I’ll borrow a quote from Dave Baumann since he explains it rather well.
“With the capability to fetch from anywhere in memory, perform arbitrary ALU operations and write the results back to memory, in conjunction with the raw floating point performance of the large shader ALU array, the MEMEXPORT facility does have the capability to achieve a wide range of fairly complex and general purpose operations; basically any operation that can be mapped to a wide SIMD array can be fairly efficiently achieved and in comparison to previous graphics pipelines it is achieved in fewer cycles and with lower latencies.

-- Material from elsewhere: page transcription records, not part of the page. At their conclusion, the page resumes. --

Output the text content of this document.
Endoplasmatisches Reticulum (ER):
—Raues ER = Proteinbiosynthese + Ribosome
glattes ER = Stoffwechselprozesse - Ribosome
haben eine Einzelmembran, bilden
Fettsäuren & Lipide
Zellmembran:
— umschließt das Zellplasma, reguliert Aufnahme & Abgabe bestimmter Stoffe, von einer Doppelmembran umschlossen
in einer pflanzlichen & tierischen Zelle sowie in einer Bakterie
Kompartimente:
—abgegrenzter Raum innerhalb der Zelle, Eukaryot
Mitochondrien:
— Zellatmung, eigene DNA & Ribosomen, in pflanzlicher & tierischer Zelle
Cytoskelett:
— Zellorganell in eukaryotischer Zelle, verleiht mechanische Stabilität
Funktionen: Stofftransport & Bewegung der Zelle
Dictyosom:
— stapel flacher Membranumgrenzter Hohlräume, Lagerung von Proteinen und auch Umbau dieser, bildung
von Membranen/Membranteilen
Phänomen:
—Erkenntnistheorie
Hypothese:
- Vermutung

For instance, this is probably the first time that general purpose physics calculation would be achievable, with a reasonable degree of success, on a graphics processor and is a big step towards the graphics processor becoming much more like a vector co-processor to the CPU.”
Even with all of this information there is still a lot more about this GPU that ATI just simply isn't revealing and considering they'll be borrowing technology used to design this GPU in their future pc products can you really blame them?